Me and my kiddo

Me and my kiddo

Monday, December 13, 2010


It's amazing how powerfully you can communicate virtues by providing kids with a personal example.  In our reading of "Strive and Succeed: Julius and The Store Boy" by Horatio Alger (engaging stories from the 1870s), we came across an example where the hero, Julius, is tempted to take a wallet of money he has found.  He considers what it would mean to his life and returns it to the owner.  The book states he acted with "integrity".  Naturally, my kiddo wants to know, "What is integrity?"

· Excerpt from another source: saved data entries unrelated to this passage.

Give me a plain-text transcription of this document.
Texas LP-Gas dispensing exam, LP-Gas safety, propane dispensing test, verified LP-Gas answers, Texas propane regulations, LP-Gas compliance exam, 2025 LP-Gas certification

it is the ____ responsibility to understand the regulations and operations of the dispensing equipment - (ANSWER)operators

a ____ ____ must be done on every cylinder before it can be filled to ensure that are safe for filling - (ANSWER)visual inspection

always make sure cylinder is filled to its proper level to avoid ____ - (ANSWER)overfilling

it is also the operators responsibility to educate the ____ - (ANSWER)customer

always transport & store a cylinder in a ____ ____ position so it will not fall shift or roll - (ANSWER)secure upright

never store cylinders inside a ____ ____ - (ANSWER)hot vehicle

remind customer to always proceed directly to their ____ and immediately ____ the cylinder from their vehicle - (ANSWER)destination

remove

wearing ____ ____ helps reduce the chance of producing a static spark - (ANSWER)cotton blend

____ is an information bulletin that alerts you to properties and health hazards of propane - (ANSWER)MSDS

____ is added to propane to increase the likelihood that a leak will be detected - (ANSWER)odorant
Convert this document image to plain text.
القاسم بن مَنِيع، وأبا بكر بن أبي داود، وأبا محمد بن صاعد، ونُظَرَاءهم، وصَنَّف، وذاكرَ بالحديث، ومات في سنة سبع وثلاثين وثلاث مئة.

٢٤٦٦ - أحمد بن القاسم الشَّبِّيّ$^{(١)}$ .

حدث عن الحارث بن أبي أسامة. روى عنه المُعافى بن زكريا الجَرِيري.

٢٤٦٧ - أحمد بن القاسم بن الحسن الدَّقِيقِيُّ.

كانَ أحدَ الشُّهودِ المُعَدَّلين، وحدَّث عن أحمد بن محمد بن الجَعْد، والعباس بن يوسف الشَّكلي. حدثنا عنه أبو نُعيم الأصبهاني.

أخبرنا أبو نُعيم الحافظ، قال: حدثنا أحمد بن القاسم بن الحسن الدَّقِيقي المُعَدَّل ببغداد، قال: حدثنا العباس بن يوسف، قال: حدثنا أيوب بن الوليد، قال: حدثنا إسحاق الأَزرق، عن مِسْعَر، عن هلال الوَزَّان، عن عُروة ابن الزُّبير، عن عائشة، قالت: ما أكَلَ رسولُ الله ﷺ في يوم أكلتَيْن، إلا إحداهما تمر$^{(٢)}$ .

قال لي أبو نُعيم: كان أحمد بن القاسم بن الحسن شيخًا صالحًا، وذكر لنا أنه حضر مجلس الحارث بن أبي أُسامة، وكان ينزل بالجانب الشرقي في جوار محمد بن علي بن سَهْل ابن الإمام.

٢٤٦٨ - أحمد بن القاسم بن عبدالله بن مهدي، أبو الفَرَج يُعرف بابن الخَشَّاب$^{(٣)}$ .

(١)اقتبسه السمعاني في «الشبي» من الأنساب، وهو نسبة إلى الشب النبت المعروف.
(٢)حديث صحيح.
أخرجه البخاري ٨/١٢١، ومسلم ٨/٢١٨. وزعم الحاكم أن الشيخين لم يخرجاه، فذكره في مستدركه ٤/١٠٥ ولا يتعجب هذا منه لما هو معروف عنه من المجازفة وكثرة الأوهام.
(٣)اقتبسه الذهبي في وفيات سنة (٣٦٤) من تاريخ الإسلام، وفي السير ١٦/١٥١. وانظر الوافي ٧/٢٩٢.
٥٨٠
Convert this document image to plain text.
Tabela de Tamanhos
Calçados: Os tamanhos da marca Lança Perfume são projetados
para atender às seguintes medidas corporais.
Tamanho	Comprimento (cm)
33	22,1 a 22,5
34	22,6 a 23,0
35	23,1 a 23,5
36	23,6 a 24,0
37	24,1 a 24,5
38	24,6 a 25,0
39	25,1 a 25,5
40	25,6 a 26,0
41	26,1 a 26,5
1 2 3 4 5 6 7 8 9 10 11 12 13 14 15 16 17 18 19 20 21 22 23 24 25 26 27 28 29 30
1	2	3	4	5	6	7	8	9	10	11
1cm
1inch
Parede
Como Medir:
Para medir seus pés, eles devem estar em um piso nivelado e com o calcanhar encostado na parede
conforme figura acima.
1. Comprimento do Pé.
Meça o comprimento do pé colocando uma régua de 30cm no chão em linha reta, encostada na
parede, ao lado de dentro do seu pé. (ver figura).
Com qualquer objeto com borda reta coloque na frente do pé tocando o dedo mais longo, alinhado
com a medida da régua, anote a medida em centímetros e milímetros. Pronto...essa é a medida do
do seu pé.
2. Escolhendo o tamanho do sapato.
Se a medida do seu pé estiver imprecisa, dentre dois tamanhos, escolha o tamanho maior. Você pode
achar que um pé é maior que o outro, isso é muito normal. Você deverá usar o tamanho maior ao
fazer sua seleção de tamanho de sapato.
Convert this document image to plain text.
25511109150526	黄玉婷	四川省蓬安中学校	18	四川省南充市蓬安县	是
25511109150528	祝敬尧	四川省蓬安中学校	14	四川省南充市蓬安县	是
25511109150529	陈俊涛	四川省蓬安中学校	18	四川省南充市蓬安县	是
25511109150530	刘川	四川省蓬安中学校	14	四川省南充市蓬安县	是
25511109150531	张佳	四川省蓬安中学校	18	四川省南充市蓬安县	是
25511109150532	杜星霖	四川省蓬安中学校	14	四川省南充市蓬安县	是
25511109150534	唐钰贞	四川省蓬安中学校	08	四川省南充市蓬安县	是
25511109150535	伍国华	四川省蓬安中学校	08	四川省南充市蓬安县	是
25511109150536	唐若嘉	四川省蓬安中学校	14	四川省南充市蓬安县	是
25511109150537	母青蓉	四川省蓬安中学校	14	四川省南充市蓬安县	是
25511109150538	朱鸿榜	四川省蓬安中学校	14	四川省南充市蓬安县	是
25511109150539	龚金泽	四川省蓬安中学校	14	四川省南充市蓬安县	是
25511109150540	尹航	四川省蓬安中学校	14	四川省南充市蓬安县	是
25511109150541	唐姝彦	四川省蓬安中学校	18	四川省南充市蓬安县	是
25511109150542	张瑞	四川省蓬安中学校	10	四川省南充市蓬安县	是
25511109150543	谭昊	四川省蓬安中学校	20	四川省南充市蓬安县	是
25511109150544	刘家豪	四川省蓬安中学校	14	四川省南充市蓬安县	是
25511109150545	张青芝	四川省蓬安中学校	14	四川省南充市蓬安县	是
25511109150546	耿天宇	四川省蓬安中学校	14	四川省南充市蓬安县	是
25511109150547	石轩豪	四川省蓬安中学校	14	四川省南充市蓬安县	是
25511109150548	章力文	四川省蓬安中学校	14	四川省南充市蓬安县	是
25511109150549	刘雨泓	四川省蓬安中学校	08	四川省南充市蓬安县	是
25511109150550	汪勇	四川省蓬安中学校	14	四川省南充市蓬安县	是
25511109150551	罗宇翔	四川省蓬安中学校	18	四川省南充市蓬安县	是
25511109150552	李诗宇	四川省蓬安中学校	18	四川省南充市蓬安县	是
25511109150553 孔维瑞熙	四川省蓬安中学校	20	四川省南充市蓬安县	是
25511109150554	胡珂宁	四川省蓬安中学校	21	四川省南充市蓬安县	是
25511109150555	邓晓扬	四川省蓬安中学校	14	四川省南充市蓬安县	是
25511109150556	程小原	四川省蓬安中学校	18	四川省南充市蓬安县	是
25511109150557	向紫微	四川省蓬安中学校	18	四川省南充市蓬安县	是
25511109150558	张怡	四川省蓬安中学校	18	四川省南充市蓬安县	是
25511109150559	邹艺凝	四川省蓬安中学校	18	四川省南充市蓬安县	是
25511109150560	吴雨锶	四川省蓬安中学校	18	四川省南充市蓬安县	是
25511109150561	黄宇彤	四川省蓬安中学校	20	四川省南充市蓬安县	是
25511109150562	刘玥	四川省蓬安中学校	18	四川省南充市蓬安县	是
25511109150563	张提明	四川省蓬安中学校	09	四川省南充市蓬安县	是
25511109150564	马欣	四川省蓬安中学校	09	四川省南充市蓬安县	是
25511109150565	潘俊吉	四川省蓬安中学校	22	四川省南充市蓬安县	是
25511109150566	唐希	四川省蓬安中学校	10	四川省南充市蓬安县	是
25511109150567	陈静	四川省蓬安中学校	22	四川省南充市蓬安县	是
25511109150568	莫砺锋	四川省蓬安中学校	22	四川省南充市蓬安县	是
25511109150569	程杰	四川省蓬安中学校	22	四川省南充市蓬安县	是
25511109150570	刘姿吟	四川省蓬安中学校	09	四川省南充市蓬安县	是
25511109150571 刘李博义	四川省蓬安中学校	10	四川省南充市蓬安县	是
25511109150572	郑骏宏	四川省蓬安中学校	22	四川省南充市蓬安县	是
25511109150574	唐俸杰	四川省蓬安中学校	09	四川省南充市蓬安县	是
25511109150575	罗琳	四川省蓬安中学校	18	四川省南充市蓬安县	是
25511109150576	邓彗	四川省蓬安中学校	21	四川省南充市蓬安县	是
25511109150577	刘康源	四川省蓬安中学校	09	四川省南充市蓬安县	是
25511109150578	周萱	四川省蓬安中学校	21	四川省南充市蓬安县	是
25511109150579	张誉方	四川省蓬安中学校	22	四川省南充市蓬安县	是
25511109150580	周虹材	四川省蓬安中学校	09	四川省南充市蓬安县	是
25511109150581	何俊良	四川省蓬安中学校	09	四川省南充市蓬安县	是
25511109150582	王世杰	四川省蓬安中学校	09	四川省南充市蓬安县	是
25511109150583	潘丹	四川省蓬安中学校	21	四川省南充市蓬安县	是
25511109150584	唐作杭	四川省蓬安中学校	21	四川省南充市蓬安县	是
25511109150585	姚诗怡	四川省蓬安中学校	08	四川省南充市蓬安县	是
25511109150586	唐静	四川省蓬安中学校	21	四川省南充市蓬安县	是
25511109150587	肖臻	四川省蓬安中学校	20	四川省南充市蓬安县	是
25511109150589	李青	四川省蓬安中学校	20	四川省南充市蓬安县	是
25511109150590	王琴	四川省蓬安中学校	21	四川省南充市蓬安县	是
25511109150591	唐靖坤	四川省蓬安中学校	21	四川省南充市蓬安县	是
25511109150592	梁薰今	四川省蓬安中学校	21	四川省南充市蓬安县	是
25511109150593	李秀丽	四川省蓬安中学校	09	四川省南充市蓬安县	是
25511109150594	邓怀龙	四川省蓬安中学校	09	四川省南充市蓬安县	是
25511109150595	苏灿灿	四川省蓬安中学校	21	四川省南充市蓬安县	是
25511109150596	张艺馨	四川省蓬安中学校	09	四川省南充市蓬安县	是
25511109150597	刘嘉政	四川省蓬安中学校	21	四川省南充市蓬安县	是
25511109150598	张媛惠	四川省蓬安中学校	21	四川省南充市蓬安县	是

OK, so... why the candy bars?  The bottom of the Halloween candy bowl has almost been reached and these three have been my kiddo's favorites.  He didn't really understand the idea of a wallet with money and how that would relate to integrity.  He was clearly understanding the words of my explanation and of the story without really grasping the connection to reality i.e. similar to understanding a story's fairy magic.  It was not real to him, within his context of a seven-year-old's experiences.  I asked him to imagine coming downstairs, first thing in the morning.  On the table, he sees a candy bar unwrapped and next to it a Crunch wrapper.  Next to that, there's another unwrapped candy bar and it has a Milky Way wrapper alongside.  Finally, there's a third unwrapped bar with an identifying Snickers wrapper.  Behind this display is a sign that says, "These are for Daddy."  I asked, what do you do?  

This was a vivid experience for him.  He talked about doing the right thing, even though tempted.  He discussed what would happen as a result of each action and saw for himself how the moral is always the best longterm choice.  I just mirrored and observed and WOW, it was awesome!   He is so still a seven year old, boisterous, impulsive kid, but he's thinking more and more long-term and it's a glorious process to watch!